Canada’s stock exchange finished 166 points lower with losses in 10 of 11 sectors.
Among the biggest drags were the energy and health care sectors as the price of oil slipped and pot stocks tumbled.
Health care fell a whopping 10.1 percent as cannabis stocks continue their slump since marijuana was legalized across Canada on Oct. 17.
Shares in most cannabis companies have tumbled 25 percent since mid-October, and the meltdown continued today.
Aurora Cannabis, Aphria, Hydropothecary, and Canopy Growth were among the most actively traded companies on the index and all fell between 8.2 and 17.3 percent on diminishing investor interest.
Even with U.S. sanctions on Iranian crude exports kicking in Nov. 4, oil prices declined with demand ruling the day.
Oil slipped 87 cents to $67.72 US a barrel as investors fret that a slowing global economy and the U.S./China trade war will heighten demand.
In New York, the Dow lost 245 points after Bloomberg reported that the U.S. is threatening to slap an additional $257 billion worth of new tariffs on Chinese goods.
The news had a ripple effect on the market and hit industrial bellwether Boeing hard, as the plane maker’s shares fell 6.5 percent, marking its worst daily performance since January 2016.
The tech sector was also a lag with drops in Microsoft, Apple, and Intel.
The Dow is trying to recover from last week’s steep losses and an October that has seen the index drop 6.7 percent.

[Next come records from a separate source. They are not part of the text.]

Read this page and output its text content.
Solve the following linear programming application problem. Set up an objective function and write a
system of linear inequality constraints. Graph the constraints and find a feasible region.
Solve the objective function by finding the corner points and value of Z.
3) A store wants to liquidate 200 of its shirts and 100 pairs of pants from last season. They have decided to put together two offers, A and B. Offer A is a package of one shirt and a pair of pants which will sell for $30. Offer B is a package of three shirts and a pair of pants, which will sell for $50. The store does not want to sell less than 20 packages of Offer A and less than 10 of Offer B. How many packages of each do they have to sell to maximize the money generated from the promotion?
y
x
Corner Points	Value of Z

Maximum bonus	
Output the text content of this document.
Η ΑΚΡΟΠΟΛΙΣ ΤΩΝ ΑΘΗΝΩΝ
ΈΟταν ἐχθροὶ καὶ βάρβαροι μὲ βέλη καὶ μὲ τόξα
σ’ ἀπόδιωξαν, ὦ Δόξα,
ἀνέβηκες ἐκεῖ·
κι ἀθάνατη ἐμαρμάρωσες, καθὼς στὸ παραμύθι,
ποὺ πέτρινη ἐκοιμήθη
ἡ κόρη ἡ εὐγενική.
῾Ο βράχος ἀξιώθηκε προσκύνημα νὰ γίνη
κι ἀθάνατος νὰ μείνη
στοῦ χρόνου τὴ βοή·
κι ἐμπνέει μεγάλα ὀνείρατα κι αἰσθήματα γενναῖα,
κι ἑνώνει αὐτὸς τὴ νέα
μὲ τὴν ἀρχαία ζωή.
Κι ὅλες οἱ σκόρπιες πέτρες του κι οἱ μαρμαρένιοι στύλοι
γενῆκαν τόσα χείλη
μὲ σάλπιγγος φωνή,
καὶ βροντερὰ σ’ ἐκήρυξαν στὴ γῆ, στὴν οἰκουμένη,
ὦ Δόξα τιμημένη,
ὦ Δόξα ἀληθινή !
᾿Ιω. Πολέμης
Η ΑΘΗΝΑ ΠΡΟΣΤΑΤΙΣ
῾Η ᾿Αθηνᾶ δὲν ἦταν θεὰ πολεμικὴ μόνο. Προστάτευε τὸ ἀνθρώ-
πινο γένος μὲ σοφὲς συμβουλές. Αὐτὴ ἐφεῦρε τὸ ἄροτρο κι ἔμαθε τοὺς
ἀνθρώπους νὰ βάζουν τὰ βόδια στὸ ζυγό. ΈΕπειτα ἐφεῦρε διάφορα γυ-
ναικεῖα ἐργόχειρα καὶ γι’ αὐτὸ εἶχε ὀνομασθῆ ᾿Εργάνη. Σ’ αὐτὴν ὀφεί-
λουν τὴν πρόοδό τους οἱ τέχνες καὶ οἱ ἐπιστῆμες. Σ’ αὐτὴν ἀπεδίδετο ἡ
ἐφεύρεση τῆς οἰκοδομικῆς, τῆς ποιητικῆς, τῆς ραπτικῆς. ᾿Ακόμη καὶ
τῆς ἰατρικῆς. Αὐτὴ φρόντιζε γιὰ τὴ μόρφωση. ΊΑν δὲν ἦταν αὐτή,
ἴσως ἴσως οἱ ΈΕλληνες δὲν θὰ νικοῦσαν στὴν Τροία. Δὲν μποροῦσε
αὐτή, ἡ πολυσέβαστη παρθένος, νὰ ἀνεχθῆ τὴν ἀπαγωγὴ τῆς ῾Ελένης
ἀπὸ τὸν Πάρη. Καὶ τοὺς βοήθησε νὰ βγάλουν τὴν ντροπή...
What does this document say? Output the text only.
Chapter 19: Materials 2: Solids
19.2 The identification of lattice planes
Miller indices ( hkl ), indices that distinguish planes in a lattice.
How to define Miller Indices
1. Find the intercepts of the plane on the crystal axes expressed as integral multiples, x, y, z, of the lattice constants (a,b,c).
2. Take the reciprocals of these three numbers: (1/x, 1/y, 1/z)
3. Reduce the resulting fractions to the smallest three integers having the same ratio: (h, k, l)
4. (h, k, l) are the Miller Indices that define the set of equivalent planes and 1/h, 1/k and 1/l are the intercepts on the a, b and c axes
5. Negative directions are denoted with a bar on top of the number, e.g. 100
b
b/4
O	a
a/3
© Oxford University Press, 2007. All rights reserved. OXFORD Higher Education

The Nasdaq lost 116 points with shares in Netflix and Amazon falling significantly. The index was coming off its fourth straight week of losses and is limping badly this month. If the doldrums continue, the index will be on pace for its worst October since the financial crisis.
Gold lost $3.40 to $1,229 an ounce against a strengthening greenback while the loonie weakened, off by 13/100ths of a cent to $0.7616 US.